In The Wire, the reviewer linked your music to Italian Horror cinema. As you work with multi media, I can guess that there is some influence of that kind. Is there some style in film history or some particular movie(s) that have strongly influenced you?
Cinema is definitely one of our greatest sources of inspiration. If we have to think of real Italian influences we can not fail to mention Pasolini, Carmelo Bene, Cavallone, Corrado Farina, Schifano, Cipri and Maresco and all the surrealist and Dadaist cinema of the beginnings, by which we were inspired to creating our film “La Rivolta di Iside”. The horror strand has fun and interests us for some experimental solutions, but nothing more.

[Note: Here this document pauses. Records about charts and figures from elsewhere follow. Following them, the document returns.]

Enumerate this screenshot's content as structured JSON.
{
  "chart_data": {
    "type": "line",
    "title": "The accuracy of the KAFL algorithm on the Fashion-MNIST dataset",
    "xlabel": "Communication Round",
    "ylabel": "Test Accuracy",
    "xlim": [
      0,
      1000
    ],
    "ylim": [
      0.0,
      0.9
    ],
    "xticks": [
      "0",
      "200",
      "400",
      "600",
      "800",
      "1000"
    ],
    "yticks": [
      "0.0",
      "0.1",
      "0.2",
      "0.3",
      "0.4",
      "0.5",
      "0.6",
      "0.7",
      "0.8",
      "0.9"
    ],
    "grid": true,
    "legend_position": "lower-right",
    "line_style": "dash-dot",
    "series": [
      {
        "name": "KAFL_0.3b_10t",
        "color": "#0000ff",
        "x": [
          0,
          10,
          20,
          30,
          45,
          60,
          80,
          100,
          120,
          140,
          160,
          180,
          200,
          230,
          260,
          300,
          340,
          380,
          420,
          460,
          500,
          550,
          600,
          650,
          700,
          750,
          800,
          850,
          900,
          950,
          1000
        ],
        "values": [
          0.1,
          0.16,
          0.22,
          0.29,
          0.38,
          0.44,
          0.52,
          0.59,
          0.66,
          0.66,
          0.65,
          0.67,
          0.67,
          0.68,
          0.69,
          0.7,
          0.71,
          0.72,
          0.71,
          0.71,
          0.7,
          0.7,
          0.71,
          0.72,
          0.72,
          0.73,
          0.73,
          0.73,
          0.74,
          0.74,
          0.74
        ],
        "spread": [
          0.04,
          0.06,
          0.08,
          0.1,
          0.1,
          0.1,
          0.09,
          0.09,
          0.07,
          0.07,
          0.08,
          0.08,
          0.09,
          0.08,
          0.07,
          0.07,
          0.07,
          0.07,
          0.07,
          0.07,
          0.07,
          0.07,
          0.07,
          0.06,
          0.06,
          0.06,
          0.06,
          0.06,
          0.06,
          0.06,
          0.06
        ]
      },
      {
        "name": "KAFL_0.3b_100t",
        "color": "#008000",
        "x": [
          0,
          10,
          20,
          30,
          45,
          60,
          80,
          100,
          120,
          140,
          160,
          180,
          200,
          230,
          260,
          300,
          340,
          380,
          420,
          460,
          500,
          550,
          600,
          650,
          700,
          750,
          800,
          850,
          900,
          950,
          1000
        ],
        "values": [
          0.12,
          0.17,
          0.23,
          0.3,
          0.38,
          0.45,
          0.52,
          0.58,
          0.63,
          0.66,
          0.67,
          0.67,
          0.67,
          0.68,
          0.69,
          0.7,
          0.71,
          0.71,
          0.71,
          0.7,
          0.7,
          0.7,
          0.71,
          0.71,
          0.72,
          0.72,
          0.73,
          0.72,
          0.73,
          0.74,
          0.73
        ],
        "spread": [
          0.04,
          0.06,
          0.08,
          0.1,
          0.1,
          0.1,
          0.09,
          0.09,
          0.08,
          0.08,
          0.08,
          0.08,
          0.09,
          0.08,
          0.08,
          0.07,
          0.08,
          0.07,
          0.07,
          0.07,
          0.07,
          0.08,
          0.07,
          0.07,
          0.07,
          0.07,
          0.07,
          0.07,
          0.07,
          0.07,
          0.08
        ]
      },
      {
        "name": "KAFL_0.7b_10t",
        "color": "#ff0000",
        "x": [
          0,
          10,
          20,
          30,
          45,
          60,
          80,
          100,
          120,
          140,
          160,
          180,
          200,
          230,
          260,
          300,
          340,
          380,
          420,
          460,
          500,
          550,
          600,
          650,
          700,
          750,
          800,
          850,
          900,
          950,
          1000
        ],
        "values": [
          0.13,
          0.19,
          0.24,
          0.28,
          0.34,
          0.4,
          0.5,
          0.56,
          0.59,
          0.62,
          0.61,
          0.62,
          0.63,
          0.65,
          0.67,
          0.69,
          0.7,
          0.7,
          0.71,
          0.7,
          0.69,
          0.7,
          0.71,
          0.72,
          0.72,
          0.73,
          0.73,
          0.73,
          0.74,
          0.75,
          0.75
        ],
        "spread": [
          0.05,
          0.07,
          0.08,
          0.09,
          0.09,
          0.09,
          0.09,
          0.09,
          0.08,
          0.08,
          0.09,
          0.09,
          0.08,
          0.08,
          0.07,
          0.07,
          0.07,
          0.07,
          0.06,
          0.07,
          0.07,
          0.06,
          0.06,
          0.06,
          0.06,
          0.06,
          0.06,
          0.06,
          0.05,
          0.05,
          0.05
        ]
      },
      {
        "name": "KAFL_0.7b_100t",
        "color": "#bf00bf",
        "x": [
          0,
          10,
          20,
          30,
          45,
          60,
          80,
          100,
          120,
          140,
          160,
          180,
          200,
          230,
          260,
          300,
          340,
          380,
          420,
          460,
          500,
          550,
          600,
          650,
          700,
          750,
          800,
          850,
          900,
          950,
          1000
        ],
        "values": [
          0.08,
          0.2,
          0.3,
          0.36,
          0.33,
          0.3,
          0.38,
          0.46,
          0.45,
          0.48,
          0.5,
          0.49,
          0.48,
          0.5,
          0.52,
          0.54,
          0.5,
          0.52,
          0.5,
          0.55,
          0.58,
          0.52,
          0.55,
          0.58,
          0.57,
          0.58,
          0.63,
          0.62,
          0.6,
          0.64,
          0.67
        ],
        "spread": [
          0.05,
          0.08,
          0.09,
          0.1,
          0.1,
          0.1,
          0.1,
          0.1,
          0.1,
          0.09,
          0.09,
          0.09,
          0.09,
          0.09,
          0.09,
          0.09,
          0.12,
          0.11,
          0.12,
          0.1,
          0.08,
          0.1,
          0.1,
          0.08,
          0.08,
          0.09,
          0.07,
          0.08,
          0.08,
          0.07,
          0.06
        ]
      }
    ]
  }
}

The series called “Ethnographics” is a concert recording, where the sujet is found later. At the end, topics of civilization, from psychiatry to mass entertainment and beyond, seemed always quite dominant. Are these things that you have a critical interest in, and what can you tell us about the connection to the records?
Every job is always the snapshot of a particular moment in our life. Our literary, cinematographic, anthropological, philosophical passions at that moment merge alchemically and fall out in the form of sound waves. Everything takes shape in a very natural way and is made up of countless pieces launched at a mad speed on the magnetic canvas. Only at the end we move away from the picture to observe it from the outside, and we realize that it has a fully completed form. That all your seemingly senseless gestures inevitably lead you to the creation of something that comes to life and no longer belongs to you. We simply lend our energies to the chaos of creation. This is everything we are experiencing.
After the release of “Anacalypsis” and “Ethnographics III” you played live with Hermetic Brotherhood and other projects. Which are the endeavors you are up to in the nearer future?
Soon there will be an ep of MSMiroslaw entitled “Les Organes de la Voix”, inspired by the archaic vocal traditions of the peoples and as soon as there will be the ideal astral conditions we will record a new ritual of HBOL with the aid, not of one, but of two sacred horse skulls. For the rest it is about continuing to survive and fight daily on our magical but tormented Sardinia.
We thank African Paper for the interest shown in our work and for the chance to introduce us to your readers.